Long peptide vaccination combined with specific TLR agonists apparently leads to the generation of effector-memory cells. However, the mechanisms underlying this phenomenon remain unclear. It would be of interest to study whether vaccine formulations based on other agents have a similar capacity to elicit effector-memory cells in order to decipher whether common pathways for effector-memory T cell development exist. In this respect, it is interesting to note that cytomegalovirus (CMV) is a strong inducer of effector-memory T-cell populations, and exploiting this property by developing CMV-based vaccines has led to promising pre-clinical results.

Although it seems that a predominant effector-memory T-cell response is vital for the efficacy of therapeutic cancer vaccines, the induction of at least some central-memory T cells is likely important as well. Central-memory T cells have an unprecedented expansion and survival potential while effector-memory T cells have immediate effector-cell function and can migrate comparatively faster (when they are not present already in extra-lymphoid tissues). Thus, the induction of a heterogeneous mixture of tumor-specific T cells appears to be ideal, but the optimal ratio of effector-memory vs. central-memory T cells presumably differs in each tumor setting.

Immune evasion by neoplastic cells is an important factor contributing to tumor progression., Mechanisms of immune evasion by tumors include dampening of immune activation processes (e.g., the downregulation of MHC molecules and T-cell costimulatory pathways) as well as the facilitation of the suppressive arm of the immune system (e.g., the induction of regulatory T cells and myeloid-derived suppressor cells).

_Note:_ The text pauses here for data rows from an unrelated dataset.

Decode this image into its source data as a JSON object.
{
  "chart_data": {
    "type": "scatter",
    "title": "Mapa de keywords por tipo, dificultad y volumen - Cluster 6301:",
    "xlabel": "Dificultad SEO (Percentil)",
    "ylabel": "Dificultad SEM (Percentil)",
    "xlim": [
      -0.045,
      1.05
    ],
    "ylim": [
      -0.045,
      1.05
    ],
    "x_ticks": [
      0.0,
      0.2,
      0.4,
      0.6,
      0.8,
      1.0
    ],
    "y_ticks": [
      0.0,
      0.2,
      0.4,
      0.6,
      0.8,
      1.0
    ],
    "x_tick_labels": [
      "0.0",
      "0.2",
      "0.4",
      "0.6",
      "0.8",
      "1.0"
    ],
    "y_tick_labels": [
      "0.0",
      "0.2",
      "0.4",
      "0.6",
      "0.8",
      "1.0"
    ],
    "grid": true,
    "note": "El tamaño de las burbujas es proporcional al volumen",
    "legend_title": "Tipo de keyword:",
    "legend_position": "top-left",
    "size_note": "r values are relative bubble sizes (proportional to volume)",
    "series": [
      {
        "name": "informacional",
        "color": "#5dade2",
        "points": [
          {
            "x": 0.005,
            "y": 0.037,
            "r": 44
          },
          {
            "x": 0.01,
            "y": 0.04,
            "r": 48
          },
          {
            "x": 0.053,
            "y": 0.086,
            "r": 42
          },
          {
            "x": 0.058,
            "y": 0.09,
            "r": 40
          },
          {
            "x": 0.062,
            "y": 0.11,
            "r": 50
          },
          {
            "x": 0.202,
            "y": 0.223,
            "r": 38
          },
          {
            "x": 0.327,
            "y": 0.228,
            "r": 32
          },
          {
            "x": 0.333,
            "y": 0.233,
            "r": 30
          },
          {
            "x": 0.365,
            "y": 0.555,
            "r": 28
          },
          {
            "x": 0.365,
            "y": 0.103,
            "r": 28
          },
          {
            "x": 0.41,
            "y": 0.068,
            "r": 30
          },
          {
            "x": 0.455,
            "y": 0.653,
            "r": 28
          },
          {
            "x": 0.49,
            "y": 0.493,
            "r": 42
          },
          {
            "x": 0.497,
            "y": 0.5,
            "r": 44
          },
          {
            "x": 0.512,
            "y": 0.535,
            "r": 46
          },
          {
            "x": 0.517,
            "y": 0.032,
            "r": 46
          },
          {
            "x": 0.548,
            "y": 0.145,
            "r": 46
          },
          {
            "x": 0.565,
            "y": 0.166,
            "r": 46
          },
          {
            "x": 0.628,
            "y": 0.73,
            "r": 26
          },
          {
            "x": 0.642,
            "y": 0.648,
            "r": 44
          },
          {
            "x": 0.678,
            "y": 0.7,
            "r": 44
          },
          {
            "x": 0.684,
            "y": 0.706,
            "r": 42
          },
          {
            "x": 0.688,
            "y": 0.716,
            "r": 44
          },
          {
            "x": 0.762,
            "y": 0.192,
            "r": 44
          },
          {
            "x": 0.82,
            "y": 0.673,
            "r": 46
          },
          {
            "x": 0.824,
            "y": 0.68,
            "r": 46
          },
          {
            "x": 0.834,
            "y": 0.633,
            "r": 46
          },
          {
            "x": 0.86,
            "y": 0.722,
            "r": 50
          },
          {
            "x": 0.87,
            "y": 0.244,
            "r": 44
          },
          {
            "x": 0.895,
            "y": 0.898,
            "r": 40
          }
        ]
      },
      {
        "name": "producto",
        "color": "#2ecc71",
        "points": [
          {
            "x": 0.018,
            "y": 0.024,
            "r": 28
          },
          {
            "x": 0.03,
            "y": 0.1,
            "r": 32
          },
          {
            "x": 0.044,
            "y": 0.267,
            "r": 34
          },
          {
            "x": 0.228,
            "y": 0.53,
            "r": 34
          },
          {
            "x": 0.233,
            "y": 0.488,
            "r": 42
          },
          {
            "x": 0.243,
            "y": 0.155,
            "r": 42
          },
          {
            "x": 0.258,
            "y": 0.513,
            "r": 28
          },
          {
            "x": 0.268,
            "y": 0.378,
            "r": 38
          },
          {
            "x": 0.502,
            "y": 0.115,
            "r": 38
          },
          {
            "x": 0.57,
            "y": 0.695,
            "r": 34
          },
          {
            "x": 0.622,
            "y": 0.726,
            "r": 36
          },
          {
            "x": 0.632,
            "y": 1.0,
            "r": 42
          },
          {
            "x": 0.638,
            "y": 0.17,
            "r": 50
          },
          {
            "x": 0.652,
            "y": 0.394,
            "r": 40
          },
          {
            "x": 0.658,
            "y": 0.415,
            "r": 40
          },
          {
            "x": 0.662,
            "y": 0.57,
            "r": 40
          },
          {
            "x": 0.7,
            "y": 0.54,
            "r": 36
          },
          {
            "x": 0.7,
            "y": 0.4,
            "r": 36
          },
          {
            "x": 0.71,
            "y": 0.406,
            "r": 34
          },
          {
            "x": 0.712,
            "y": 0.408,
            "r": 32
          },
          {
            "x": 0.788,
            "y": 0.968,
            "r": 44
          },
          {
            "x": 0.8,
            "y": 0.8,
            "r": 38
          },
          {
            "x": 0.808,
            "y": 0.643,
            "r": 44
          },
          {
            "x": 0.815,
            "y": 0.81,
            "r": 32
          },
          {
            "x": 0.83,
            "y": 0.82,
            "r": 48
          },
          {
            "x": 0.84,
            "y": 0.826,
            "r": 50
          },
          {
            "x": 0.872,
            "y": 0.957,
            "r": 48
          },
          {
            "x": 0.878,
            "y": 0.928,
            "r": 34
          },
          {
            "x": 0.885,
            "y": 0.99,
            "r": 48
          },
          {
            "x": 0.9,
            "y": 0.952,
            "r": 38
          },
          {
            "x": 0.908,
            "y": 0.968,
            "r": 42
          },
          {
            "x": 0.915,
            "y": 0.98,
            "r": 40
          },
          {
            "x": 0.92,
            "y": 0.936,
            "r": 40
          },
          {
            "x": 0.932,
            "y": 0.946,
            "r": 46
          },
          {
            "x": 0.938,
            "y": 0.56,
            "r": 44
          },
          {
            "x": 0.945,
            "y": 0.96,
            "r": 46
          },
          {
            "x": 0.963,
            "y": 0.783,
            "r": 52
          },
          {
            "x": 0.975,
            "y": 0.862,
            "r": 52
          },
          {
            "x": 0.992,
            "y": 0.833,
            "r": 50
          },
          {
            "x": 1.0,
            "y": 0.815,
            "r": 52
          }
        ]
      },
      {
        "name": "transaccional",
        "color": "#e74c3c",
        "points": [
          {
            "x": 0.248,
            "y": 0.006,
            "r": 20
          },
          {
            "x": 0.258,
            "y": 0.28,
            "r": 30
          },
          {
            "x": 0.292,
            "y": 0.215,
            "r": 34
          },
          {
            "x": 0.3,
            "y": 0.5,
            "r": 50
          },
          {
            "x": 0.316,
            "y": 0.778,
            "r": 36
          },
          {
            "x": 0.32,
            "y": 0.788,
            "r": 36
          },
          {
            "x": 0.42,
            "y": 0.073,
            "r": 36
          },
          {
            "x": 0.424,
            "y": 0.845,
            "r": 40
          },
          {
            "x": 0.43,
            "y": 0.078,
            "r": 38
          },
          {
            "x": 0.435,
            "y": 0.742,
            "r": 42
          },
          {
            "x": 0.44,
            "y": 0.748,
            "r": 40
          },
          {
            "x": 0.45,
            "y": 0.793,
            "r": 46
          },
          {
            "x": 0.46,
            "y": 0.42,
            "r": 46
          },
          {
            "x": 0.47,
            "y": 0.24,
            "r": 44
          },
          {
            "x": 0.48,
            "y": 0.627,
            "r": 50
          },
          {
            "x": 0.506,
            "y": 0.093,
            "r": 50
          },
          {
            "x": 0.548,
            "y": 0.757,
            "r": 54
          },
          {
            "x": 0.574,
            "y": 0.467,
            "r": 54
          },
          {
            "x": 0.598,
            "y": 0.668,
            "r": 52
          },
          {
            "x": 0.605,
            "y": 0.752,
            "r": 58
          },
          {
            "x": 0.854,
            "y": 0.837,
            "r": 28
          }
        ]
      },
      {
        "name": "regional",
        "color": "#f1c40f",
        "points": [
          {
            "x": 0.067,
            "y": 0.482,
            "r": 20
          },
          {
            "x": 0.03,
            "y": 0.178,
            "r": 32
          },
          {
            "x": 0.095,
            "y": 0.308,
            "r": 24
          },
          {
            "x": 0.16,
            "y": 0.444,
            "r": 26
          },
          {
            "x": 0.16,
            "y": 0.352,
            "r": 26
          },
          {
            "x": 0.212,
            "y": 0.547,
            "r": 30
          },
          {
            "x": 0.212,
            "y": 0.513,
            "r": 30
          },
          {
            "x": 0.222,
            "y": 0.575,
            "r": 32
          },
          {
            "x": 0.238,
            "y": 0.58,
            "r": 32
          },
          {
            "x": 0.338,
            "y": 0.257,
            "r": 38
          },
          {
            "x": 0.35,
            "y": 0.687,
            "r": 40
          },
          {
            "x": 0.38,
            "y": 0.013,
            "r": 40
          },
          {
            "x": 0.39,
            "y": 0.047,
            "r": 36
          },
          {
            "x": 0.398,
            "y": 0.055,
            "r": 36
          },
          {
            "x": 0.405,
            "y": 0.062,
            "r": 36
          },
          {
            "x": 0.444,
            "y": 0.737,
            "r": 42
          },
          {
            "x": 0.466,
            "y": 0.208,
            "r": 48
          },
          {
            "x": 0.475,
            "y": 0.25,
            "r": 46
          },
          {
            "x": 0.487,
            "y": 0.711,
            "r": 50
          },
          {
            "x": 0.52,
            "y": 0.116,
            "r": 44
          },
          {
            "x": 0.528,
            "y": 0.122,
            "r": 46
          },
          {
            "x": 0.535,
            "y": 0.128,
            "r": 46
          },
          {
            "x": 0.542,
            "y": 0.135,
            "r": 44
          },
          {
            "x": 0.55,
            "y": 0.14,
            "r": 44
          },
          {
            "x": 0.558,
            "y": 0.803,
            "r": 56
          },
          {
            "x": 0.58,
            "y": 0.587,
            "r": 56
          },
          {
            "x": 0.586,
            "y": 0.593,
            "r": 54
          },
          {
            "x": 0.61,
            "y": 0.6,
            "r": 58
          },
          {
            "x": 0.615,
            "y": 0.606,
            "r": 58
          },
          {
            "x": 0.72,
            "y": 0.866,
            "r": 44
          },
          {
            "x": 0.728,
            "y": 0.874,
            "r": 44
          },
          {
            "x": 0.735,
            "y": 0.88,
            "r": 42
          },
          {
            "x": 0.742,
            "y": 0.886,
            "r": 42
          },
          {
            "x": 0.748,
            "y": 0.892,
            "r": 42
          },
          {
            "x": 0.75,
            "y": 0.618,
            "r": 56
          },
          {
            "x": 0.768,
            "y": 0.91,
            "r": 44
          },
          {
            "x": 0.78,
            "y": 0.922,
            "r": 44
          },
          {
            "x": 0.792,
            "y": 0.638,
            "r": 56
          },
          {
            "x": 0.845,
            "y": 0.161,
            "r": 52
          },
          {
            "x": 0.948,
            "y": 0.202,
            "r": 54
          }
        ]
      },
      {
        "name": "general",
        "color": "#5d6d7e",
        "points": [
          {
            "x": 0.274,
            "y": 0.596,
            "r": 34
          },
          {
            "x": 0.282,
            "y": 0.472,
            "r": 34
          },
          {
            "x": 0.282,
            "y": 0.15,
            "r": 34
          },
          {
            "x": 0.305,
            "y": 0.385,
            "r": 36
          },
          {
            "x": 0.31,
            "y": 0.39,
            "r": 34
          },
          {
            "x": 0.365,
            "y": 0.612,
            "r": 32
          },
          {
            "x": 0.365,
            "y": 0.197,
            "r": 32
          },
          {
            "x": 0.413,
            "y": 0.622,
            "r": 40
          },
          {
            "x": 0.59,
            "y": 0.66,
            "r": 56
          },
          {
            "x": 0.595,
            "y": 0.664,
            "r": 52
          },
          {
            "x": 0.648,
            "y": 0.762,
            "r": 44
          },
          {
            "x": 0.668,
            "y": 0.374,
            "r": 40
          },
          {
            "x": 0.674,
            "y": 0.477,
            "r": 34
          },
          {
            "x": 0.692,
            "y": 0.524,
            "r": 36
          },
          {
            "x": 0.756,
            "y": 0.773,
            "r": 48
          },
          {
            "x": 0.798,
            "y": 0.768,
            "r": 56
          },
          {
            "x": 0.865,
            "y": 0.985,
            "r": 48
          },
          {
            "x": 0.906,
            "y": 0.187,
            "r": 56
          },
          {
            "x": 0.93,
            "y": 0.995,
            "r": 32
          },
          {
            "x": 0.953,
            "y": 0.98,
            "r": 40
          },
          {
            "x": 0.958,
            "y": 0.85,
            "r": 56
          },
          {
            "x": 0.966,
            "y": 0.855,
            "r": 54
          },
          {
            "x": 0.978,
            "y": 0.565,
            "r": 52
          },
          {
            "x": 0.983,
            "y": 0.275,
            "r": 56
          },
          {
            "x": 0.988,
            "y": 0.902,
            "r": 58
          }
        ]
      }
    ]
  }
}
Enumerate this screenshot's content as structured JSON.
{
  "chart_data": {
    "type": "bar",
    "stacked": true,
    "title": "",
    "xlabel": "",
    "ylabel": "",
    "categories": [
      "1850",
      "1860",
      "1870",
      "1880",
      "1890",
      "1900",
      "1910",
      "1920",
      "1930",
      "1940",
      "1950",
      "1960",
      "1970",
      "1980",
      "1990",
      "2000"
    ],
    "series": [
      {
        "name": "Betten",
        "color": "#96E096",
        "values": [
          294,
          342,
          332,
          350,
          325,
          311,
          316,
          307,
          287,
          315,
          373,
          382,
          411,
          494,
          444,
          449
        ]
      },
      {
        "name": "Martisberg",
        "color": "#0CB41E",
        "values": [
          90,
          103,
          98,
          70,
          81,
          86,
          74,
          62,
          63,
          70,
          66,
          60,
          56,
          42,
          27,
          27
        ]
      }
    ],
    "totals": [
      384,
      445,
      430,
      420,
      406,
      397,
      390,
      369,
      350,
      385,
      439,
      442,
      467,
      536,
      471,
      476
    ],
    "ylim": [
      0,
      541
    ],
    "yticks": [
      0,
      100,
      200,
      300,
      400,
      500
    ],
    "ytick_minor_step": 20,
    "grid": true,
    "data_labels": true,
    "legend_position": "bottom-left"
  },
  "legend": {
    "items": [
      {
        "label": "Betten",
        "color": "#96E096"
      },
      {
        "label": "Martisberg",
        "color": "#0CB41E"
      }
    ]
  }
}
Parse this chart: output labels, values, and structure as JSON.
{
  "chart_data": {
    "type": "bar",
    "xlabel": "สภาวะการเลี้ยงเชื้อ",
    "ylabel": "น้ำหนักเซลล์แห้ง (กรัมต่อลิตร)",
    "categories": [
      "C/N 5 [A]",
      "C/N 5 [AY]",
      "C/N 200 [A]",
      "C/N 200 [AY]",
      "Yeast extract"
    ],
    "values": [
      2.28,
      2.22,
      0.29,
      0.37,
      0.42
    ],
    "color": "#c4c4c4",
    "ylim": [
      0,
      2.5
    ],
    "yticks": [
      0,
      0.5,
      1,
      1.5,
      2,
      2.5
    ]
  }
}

Although preparing potent vaccine formulations that elicit strong T cell responses could overcome some of these evasion mechanisms, certainly not all escape strategies can simply be defeated by increased numbers of tumor-specific T cells. In highly active antiretroviral therapy (HAART) for human immunodeficiency virus type 1 (HIV-1)-infected patients, the virus is subjected to selective pressures by cellular immune responses directed against the viral proteome as well as by the antiretroviral treatment, targeting a few HIV-1-specific processes. Likewise, in cancer patients, combinatorial treatments that counter-attack multiple potential immune evasion mechanisms might reduce the number of escape mutants. If targeting several tumor immune evasion mechanisms were possible in the clinical setting without major adverse effects, this could synergize with the induction of effector-memory T-cell responses by vaccines.